(Op)lax natural transformations, twisted quantum field theories, and "even higher" Morita categories

TL;DR

This paper develops a comprehensive framework for lax and oplax transformations in higher categories, enabling the definition of twisted quantum field theories and extending Morita categories to higher dimensions.

Contribution

It introduces a double $( infty,n)$-category framework for (op)lax transformations and applies it to twisted quantum field theories and higher Morita categories.

Findings

Lax trivially-twisted relative field theories are equivalent to absolute theories.

Constructed a double $( infty,n)$-category for diagrammatics in higher categories.
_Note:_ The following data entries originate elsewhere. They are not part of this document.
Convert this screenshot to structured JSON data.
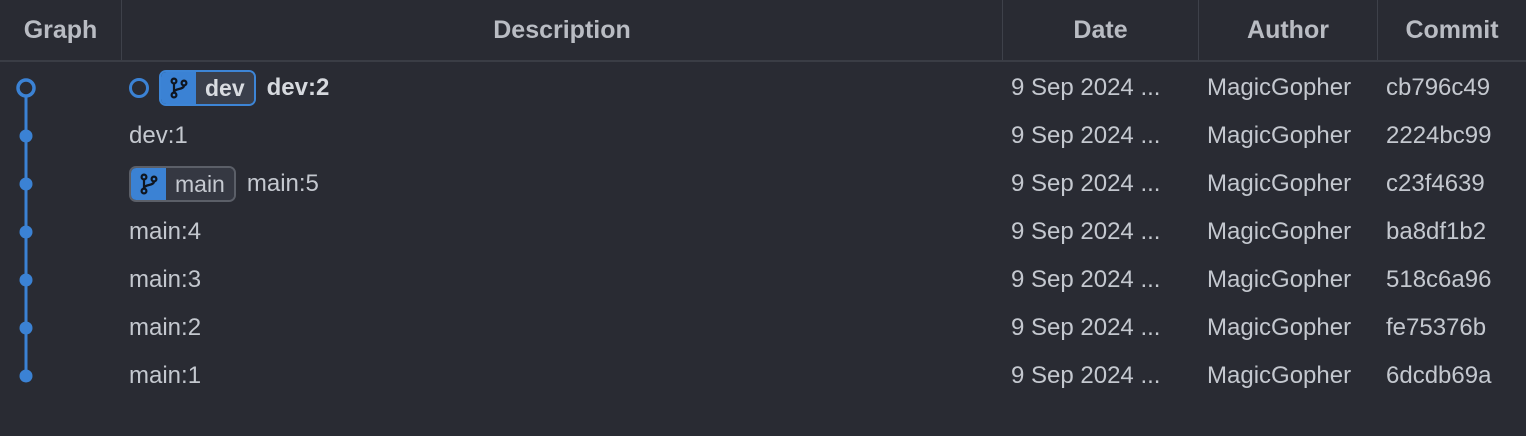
{
  "columns": {
    "graph": "Graph",
    "description": "Description",
    "date": "Date",
    "author": "Author",
    "commit": "Commit"
  },
  "accent_color": "#3b82d4",
  "rows": [
    {
      "message": "dev:2",
      "branch": "dev",
      "is_head": true,
      "date": "9 Sep 2024 ...",
      "author": "MagicGopher",
      "commit": "cb796c49"
    },
    {
      "message": "dev:1",
      "branch": null,
      "is_head": false,
      "date": "9 Sep 2024 ...",
      "author": "MagicGopher",
      "commit": "2224bc99"
    },
    {
      "message": "main:5",
      "branch": "main",
      "is_head": false,
      "date": "9 Sep 2024 ...",
      "author": "MagicGopher",
      "commit": "c23f4639"
    },
    {
      "message": "main:4",
      "branch": null,
      "is_head": false,
      "date": "9 Sep 2024 ...",
      "author": "MagicGopher",
      "commit": "ba8df1b2"
    },
    {
      "message": "main:3",
      "branch": null,
      "is_head": false,
      "date": "9 Sep 2024 ...",
      "author": "MagicGopher",
      "commit": "518c6a96"
    },
    {
      "message": "main:2",
      "branch": null,
      "is_head": false,
      "date": "9 Sep 2024 ...",
      "author": "MagicGopher",
      "commit": "fe75376b"
    },
    {
      "message": "main:1",
      "branch": null,
      "is_head": false,
      "date": "9 Sep 2024 ...",
      "author": "MagicGopher",
      "commit": "6dcdb69a"
    }
  ],
  "icons": {
    "branch": "git-branch-icon",
    "head": "head-commit-ring-icon",
    "commit_dot": "commit-dot-icon"
  }
}
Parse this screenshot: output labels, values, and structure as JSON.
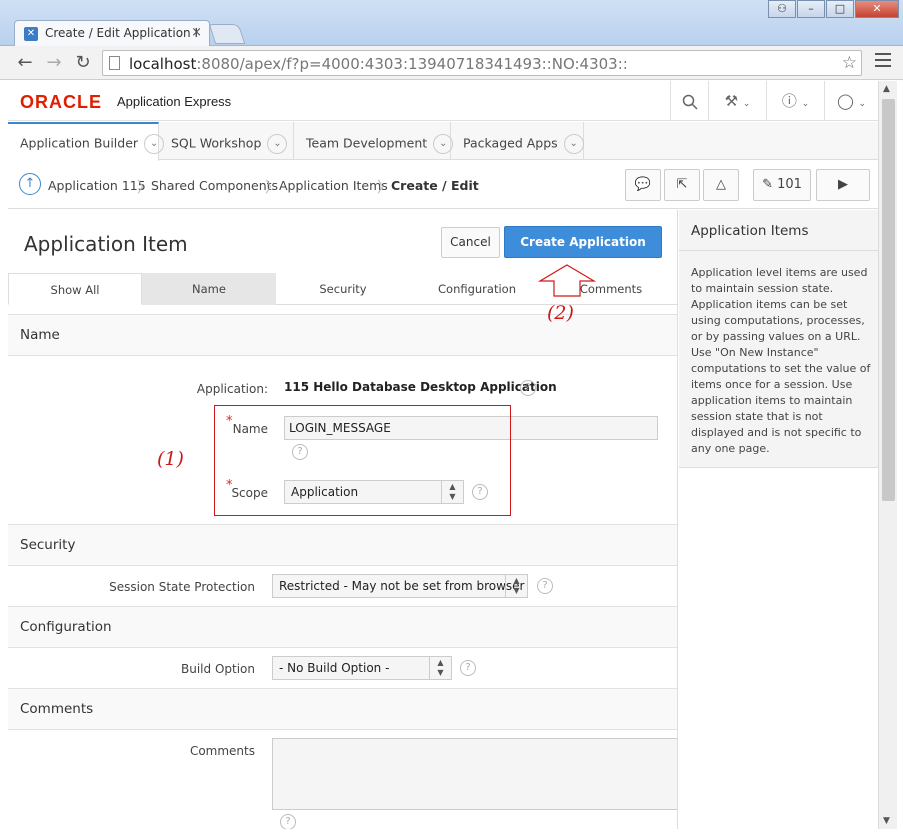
{
  "browser": {
    "tab_title": "Create / Edit Application I",
    "url_host": "localhost",
    "url_rest": ":8080/apex/f?p=4000:4303:13940718341493::NO:4303::"
  },
  "header": {
    "logo": "ORACLE",
    "product": "Application Express"
  },
  "navtabs": [
    {
      "label": "Application Builder"
    },
    {
      "label": "SQL Workshop"
    },
    {
      "label": "Team Development"
    },
    {
      "label": "Packaged Apps"
    }
  ],
  "breadcrumb": {
    "items": [
      "Application 115",
      "Shared Components",
      "Application Items",
      "Create / Edit"
    ],
    "page_number": "101"
  },
  "page": {
    "title": "Application Item",
    "cancel_label": "Cancel",
    "create_label": "Create Application Item",
    "subtabs": [
      "Show All",
      "Name",
      "Security",
      "Configuration",
      "Comments"
    ]
  },
  "sections": {
    "name": {
      "heading": "Name",
      "application_label": "Application:",
      "application_value": "115 Hello Database Desktop Application",
      "name_label": "Name",
      "name_value": "LOGIN_MESSAGE",
      "scope_label": "Scope",
      "scope_value": "Application"
    },
    "security": {
      "heading": "Security",
      "ssp_label": "Session State Protection",
      "ssp_value": "Restricted - May not be set from browser"
    },
    "configuration": {
      "heading": "Configuration",
      "build_label": "Build Option",
      "build_value": "- No Build Option -"
    },
    "comments": {
      "heading": "Comments",
      "comments_label": "Comments"
    }
  },
  "help_panel": {
    "title": "Application Items",
    "body": "Application level items are used to maintain session state. Application items can be set using computations, processes, or by passing values on a URL. Use \"On New Instance\" computations to set the value of items once for a session. Use application items to maintain session state that is not displayed and is not specific to any one page."
  },
  "annotations": {
    "one": "(1)",
    "two": "(2)"
  },
  "colors": {
    "primary_button": "#3d8ddb",
    "oracle_red": "#e01e00",
    "annotation_red": "#d01818"
  }
}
Extended the higher Morita category of $E_d$-algebras to an $( infty,n+d)$-category.

Abstract

Motivated by the challenge of defining twisted quantum field theories in the context of higher categories, we develop a general framework for lax and oplax transformations and their higher analogs between strong $(\infty, n)$-functors. We construct a double $(\infty,n)$-category built out of the target $(\infty, n)$-category governing the desired diagrammatics. We define (op)lax transformations as functors into parts thereof, and an (op)lax twisted field theory to be a symmetric monoidal (op)lax natural transformation between field theories. We verify that lax trivially-twisted relative field theories are the same as absolute field theories. As a second application, we extend the higher Morita category of $E_d$-algebras in a symmetric monoidal $(\infty, n)$-category $\mathcal{C}$ to an $(\infty, n+d)$-category using the higher morphisms in $\mathcal{C}$.